Her Talent began to wake.
Hope, he said again, perhaps for Delgora, perhaps for something more.
"You have paid a dear price for Delgora," he said aloud.
It took her a moment to concentrate on the physical again. "The Bedim know me now. Reonne will not mistake me a third time. I have paid in vain."
"How will the Bedim know you?" He asked. "Only Artimus Berkuska knows your true identity."
"The braziers are still lit."
"Extinguish them."
"How?"
"They are tied to your Talent. Ask it to quiet the braziers."
"But my Talent has a nature of its own," Elsie argued. "I do not command it."
"Yet you are unified."
She frowned at him. "If my magic listened to a word I said it would have stayed clear of Saldorian Feverrette."
Magic laughed then and the world seemed to twinkle with the sound of it. "That, dear Delgora, is not a matter of your Talent but a matter of Fate."
"I do not understand," Elsie glanced back at where the Crone stood vigil under the trees.
Magic turned as well, a look of p
ure adoration in his features. "Fate is the ultimate Story Teller. Most days she tells simple stories. Stories of laughter where a person is affected only by the circumstances closest to them. Some days she remembers that every story has an ending to it. And then, dear Elsie, there are those rare stories that she likes to tell." He shifted to slant a blue-gray eye down at her, "Stories of incomparable courage, of love that runs deeper than that of the common person. Yours is such a story, Elsie. And Bryva's part in this tale is ended."
"Then Fate tells a tragedy?"
"Every great story is touched by tragedy." He stepped away from her now. "The Fates wish to speak with you. Understand, Elsie Varene Delgora, that the Fates encompass every extreme of human nature. She is one part evil, one part good and one part indifferent."
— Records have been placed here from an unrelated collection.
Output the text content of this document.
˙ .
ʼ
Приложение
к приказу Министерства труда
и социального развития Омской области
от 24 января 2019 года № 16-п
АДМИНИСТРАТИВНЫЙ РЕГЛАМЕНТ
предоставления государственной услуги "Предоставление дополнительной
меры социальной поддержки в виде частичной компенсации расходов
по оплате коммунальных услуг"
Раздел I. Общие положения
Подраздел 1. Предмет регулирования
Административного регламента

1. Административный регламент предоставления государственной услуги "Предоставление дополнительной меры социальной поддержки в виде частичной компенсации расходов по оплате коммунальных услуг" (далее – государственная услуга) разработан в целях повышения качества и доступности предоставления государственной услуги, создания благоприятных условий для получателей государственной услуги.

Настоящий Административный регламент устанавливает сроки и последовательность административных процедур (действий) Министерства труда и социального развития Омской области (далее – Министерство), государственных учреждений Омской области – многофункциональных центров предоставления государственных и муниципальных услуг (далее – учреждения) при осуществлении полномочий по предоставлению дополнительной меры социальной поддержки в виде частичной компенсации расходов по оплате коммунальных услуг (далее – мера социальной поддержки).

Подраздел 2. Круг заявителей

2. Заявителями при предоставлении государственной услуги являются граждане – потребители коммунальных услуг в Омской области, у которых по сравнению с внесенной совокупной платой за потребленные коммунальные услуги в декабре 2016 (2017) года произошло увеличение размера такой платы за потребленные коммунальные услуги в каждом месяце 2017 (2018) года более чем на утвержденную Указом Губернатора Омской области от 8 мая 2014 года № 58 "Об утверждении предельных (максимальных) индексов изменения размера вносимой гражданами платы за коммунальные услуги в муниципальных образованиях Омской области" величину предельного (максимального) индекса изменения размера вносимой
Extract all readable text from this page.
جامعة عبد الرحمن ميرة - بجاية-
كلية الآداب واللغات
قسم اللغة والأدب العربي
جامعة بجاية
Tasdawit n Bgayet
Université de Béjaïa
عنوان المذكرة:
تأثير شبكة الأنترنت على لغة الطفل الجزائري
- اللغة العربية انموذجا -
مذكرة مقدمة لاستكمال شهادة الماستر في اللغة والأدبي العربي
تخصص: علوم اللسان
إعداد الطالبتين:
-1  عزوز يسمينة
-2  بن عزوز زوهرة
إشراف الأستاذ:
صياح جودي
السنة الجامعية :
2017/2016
Elsie glanced at where Fate waited beneath the pines. To her knowledge, the two Gods had never confronted anyone in private before. Magic arrived at the birth of every Witch-Born to bless the child with however much Talent he deemed appropriate but was otherwise out of public view. Fate Herself was rarely seen even inside the Median Temples that had been erected in her honor. Elsie felt both humbled and flattered that they had come to her.
"You are permitted to ask her one question," Magic said, gesturing for her to go.
"What?" She glanced between Magic and Fate and started to panic. "Speak to Fate?"
Magic chuckled again and nodded over to the pines. "Yes. Speak to Fate. She has waited some time for this moment; try not to keep her waiting further."
"But, won't she already know my question?"
"Just because it is written into the future, doesn't mean it cannot be altered. And the knowing of something foretold never cheapens the actual event. In fact, it builds the moment for Fate. Now go."
With tentative steps Elsie made her way to the patch of pines. The Fates seemed to battle with each other, Mother, Maiden, and Crone filtering through the physical image before her. They were still shifting when she reached them.